The Nitrogen Trap

March 16th, 2026

Via: Shanaka Anslem Perera:

The world spent fifty years and hundreds of billions of dollars building Strategic Petroleum Reserves so that no geopolitical rupture could fully sever modern civilization from energy. The United States alone holds just over 400 million barrels of crude oil in salt caverns beneath the Gulf Coast. On March 11, 2026, the International Energy Agency authorized a record 400-million-barrel emergency release from member-country reserves, the largest coordinated drawdown in the Agency’s history. Energy insecurity has institutions, stockpiles, and doctrine.

Fertilizer insecurity does not.

No country appears to maintain a fertilizer reserve system remotely comparable in scale, doctrine, or strategic importance to the petroleum reserve architecture built after the oil shocks of the 1970s.

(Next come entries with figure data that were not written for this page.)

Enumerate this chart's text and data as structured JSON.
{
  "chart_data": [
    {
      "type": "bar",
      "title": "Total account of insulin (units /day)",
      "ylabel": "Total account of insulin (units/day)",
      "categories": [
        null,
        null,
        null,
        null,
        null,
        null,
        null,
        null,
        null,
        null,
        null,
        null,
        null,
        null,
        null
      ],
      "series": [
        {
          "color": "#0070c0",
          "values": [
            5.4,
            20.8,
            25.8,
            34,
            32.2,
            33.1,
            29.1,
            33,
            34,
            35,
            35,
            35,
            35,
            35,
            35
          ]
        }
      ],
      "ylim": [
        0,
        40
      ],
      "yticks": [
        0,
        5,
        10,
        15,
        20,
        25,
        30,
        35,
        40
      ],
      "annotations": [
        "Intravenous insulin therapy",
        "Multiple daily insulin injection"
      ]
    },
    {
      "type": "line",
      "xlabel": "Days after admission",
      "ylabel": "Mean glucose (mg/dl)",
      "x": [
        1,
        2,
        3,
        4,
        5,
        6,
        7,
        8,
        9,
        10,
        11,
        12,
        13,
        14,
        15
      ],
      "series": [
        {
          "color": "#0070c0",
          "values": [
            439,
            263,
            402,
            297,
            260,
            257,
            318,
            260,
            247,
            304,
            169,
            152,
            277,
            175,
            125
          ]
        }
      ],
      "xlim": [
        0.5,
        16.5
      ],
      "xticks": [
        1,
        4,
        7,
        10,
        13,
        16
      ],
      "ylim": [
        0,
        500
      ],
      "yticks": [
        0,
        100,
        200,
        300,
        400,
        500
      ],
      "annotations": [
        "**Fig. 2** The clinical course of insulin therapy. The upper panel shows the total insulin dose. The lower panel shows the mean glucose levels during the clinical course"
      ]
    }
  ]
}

Today’s policy response to the Hormuz crisis is not a nutrient reserve release. It is an improvised attempt to rebuild shipping and insurance capacity on the fly. This structural asymmetry, now exposed with violent clarity, may prove to be one of the most consequential oversights in the history of modern statecraft. The Strait of Hormuz, a 21-nautical-mile corridor of shallow water between Iran and Oman, does not merely carry twenty percent of the world’s oil. It carries a significant share of the molecular foundation underlying half the planet’s food supply.